The MSA Module as Enabler for High-Speed Optical Ethernet

Loring Wirbel
Light streaks

Every time Ethernet increases by a factor of ten, or Fibre Channel accelerates by a factor of four, analysts carefully probe the pricing factors involved in determining the slope of user acceptance. The arrival of 10G Ethernet was slowed significantly by the price of some semiconductor logic components, and by the price of implementation in line cards. At other times, the shifting price differentials in multimode vs. single-mode fiber, or pricing of different laser types (VCSEL, DFB, Fabry-Perot) has been named as a key factor in determining how quickly fiber networks scale to a new speed grade, whether in LAN, SAN, MAN, or WAN.

What is rarely considered, however, is how the optical transceiver module helps determine the viability of new speeds of Ethernet, OTN, and Fibre Channel. This has been particularly true since the arrival of Multi-Source Agreements (MSAs), in which multiple manufacturing companies agree to conform to a standard electrical and mechanical form factor, without having to take the form factor through an official standards body. Over the past decade, the MSA process has helped accelerate the acceptance of modules such as SFP+ and CFP.

When 10G Ethernet line cards first hit the market early in the century, OEMs had several choices of MSAs. Modules such as XFP and XENPAK integrate more signal-conditioning circuitry inside the module, while the enhanced version of SFP, known as SFP+, provides a smaller module in exchange for implementing more circuits on the motherboard or line card. This helped lower costs in two ways. The availability of multiple MSAs gives designers a choice on implementation while still providing the benefits of a common form factor. At the same time, the multiple MSAs allow OEMs to tailor the transceiver solution to the radius of the optical network, the type of fiber (MMF or SMF) employed, and the type of laser used in the transceiver.
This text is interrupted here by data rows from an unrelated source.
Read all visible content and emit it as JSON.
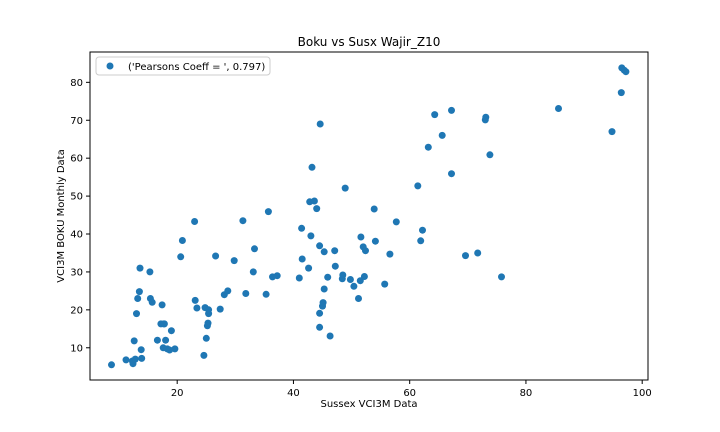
{
  "chart_data": {
    "type": "scatter",
    "title": "Boku vs Susx Wajir_Z10",
    "xlabel": "Sussex VCI3M Data",
    "ylabel": "VCI3M BOKU Monthly Data",
    "xlim": [
      5,
      101
    ],
    "ylim": [
      1.5,
      88
    ],
    "xticks": [
      20,
      40,
      60,
      80,
      100
    ],
    "yticks": [
      10,
      20,
      30,
      40,
      50,
      60,
      70,
      80
    ],
    "grid": false,
    "legend_position": "top-left",
    "series": [
      {
        "name": "('Pearsons Coeff = ', 0.797)",
        "color": "#1f77b4",
        "points": [
          [
            8.7,
            5.5
          ],
          [
            11.2,
            6.8
          ],
          [
            12.3,
            6.5
          ],
          [
            12.4,
            5.8
          ],
          [
            12.6,
            11.8
          ],
          [
            12.8,
            7.0
          ],
          [
            13.0,
            19.0
          ],
          [
            13.2,
            23.0
          ],
          [
            13.5,
            24.8
          ],
          [
            13.6,
            31.0
          ],
          [
            13.8,
            9.5
          ],
          [
            13.9,
            7.2
          ],
          [
            15.3,
            30.0
          ],
          [
            15.4,
            23.0
          ],
          [
            15.7,
            22.0
          ],
          [
            16.6,
            12.0
          ],
          [
            17.2,
            16.3
          ],
          [
            17.4,
            21.3
          ],
          [
            17.6,
            10.0
          ],
          [
            17.7,
            16.3
          ],
          [
            17.8,
            16.3
          ],
          [
            18.0,
            12.0
          ],
          [
            18.3,
            9.7
          ],
          [
            18.7,
            9.4
          ],
          [
            19.0,
            14.5
          ],
          [
            19.6,
            9.7
          ],
          [
            20.6,
            34.0
          ],
          [
            20.9,
            38.3
          ],
          [
            23.0,
            43.3
          ],
          [
            23.1,
            22.5
          ],
          [
            23.4,
            20.5
          ],
          [
            24.6,
            8.0
          ],
          [
            24.8,
            20.6
          ],
          [
            25.0,
            12.5
          ],
          [
            25.2,
            15.8
          ],
          [
            25.3,
            16.5
          ],
          [
            25.4,
            19.0
          ],
          [
            25.4,
            20.0
          ],
          [
            26.6,
            34.2
          ],
          [
            27.4,
            20.2
          ],
          [
            28.1,
            24.0
          ],
          [
            28.7,
            25.0
          ],
          [
            29.8,
            33.0
          ],
          [
            31.3,
            43.5
          ],
          [
            31.8,
            24.3
          ],
          [
            33.1,
            30.0
          ],
          [
            33.3,
            36.1
          ],
          [
            35.3,
            24.1
          ],
          [
            35.7,
            45.9
          ],
          [
            36.4,
            28.7
          ],
          [
            37.2,
            29.0
          ],
          [
            41.0,
            28.4
          ],
          [
            41.4,
            41.5
          ],
          [
            41.5,
            33.4
          ],
          [
            42.6,
            31.0
          ],
          [
            42.8,
            48.5
          ],
          [
            43.0,
            39.5
          ],
          [
            43.2,
            57.6
          ],
          [
            43.6,
            48.7
          ],
          [
            44.0,
            46.7
          ],
          [
            44.5,
            15.4
          ],
          [
            44.5,
            19.1
          ],
          [
            44.5,
            36.9
          ],
          [
            44.6,
            69.0
          ],
          [
            45.0,
            21.0
          ],
          [
            45.1,
            21.9
          ],
          [
            45.3,
            25.5
          ],
          [
            45.3,
            35.3
          ],
          [
            45.9,
            28.6
          ],
          [
            46.3,
            13.1
          ],
          [
            47.1,
            35.6
          ],
          [
            47.2,
            31.5
          ],
          [
            48.4,
            28.2
          ],
          [
            48.5,
            29.2
          ],
          [
            48.9,
            52.1
          ],
          [
            49.8,
            28.0
          ],
          [
            50.4,
            26.2
          ],
          [
            51.2,
            23.0
          ],
          [
            51.5,
            27.7
          ],
          [
            51.6,
            39.2
          ],
          [
            52.0,
            36.6
          ],
          [
            52.2,
            28.8
          ],
          [
            52.4,
            35.6
          ],
          [
            53.9,
            46.6
          ],
          [
            54.1,
            38.1
          ],
          [
            55.7,
            26.8
          ],
          [
            56.6,
            34.7
          ],
          [
            57.7,
            43.2
          ],
          [
            61.4,
            52.7
          ],
          [
            61.9,
            38.2
          ],
          [
            62.2,
            41.0
          ],
          [
            63.2,
            62.9
          ],
          [
            64.3,
            71.5
          ],
          [
            65.6,
            66.0
          ],
          [
            67.2,
            72.6
          ],
          [
            67.2,
            55.9
          ],
          [
            69.6,
            34.3
          ],
          [
            71.7,
            35.0
          ],
          [
            73.0,
            70.1
          ],
          [
            73.1,
            70.8
          ],
          [
            73.8,
            60.9
          ],
          [
            75.8,
            28.7
          ],
          [
            85.6,
            73.1
          ],
          [
            94.8,
            67.0
          ],
          [
            96.4,
            77.3
          ],
          [
            96.5,
            83.8
          ],
          [
            96.9,
            83.2
          ],
          [
            97.2,
            82.8
          ]
        ]
      }
    ]
  }
}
After the CFP Multi-Source Agreement group was formed in 2009, user demand drove an evolutionary path from CFP to CFP2 to CFP4,", reflecting a way to transition the size of modules as networks shifted from 40Gbits/sec to 100 Gbits/sec. Cisco threw a spanner in the works in late 2012, as it began talking about its proprietary CPAK option which could obsolete the CFP2. Electrical interfaces of the standard CFP modules supported a 10 channel x 10-Gbit interface, though the optical interface for the modules could support either 10 x 10G or 4 x 25G. These modules all are intended for fiber distances of 100 meters or greater, compared to the CXP and QSFP modules, intended for short-reach solutions.

Cisco’s CPAK is intended to replace CFP2 with a solution that is much lower in power, less than 7W in many cases. The specs have not been officially announced, but the mere hints that Cisco is moving in this direction have caused some module vendors, such as Sumitomo and Avago, to consider a leap directly to the CFP4, the smallest of the planned C-factor modules.

Meanwhile, however, module vendors already are making advanced plans to prepare MSAs for 400G Ethernet. Earlier this year, IEEE high-speed study group members rejected the concept of leaping directly from 100G to 1-Tbit Ethernet, because of the length of time it would take to develop the terabit standard.  Instead, 400G Ethernet was seen as an easier stepping stone. This made a lot of sense, as both physical-layer chip vendors and FPGA vendors already were developing 400G Medium Access Control chips for 400G.

Last spring at the Optical Fibers in Communications conference, major module vendors and users including Brocade, IBM, Avago, JDSU, Juniper, Molex, and TE Connectivity, formed the CDFP coalition, which would define a module with 16 transmit and 16 receive channels, appropriate for use with either active optical, or active or passive copper cabling. In theory, this should provide a path for front-panel physical form factors and for channel multiplexing for 400G Ethernet. In practice, a leading OEM like Cisco could bring to market a module that bypasses the MSA process entirely.

The trickiest prediction to make is how the MSA process aids the move to 40G, 100G, and 400G standards. For 100G, some OEMs say that the preservation of 10 x 10G and 4 x 25G channels provides too many choices, but 40G Ethernet used 10G channels, so it made sense to offer a choice of channel bandwidth for those transitioning from 40G to 100G Ethernet.

There are even some optical industry executives who say that the MSA coalition effort is a bad idea, because it squeezes the semiconductor vendor and the optical line card vendor too much, driving down prices when larger module manufacturers can enter a market with a common form factor. The obvious response to this type of criticism is that without the price-bombing of components, the arrival of 40G, 100G, and 400G follow-ons to 10G Ethernet would take even longer than it has taken over the last decade.

It seems safe to predict at this point that the 10 x 10G and 4 x 25G channelization methods will coexist in the near term, but that 16 x 25G will be a preferred channelization for 400G Ethernet. It seems equally safe to bet that the multi-vendor MSA process will continue to dominate the optical transceiver world, though key OEMs like Cisco may offer more special packages like CPAK. At the end of the day, the optical transceiver module will play as important a role in the cost of optical networking as the choice of fiber and the choice of laser.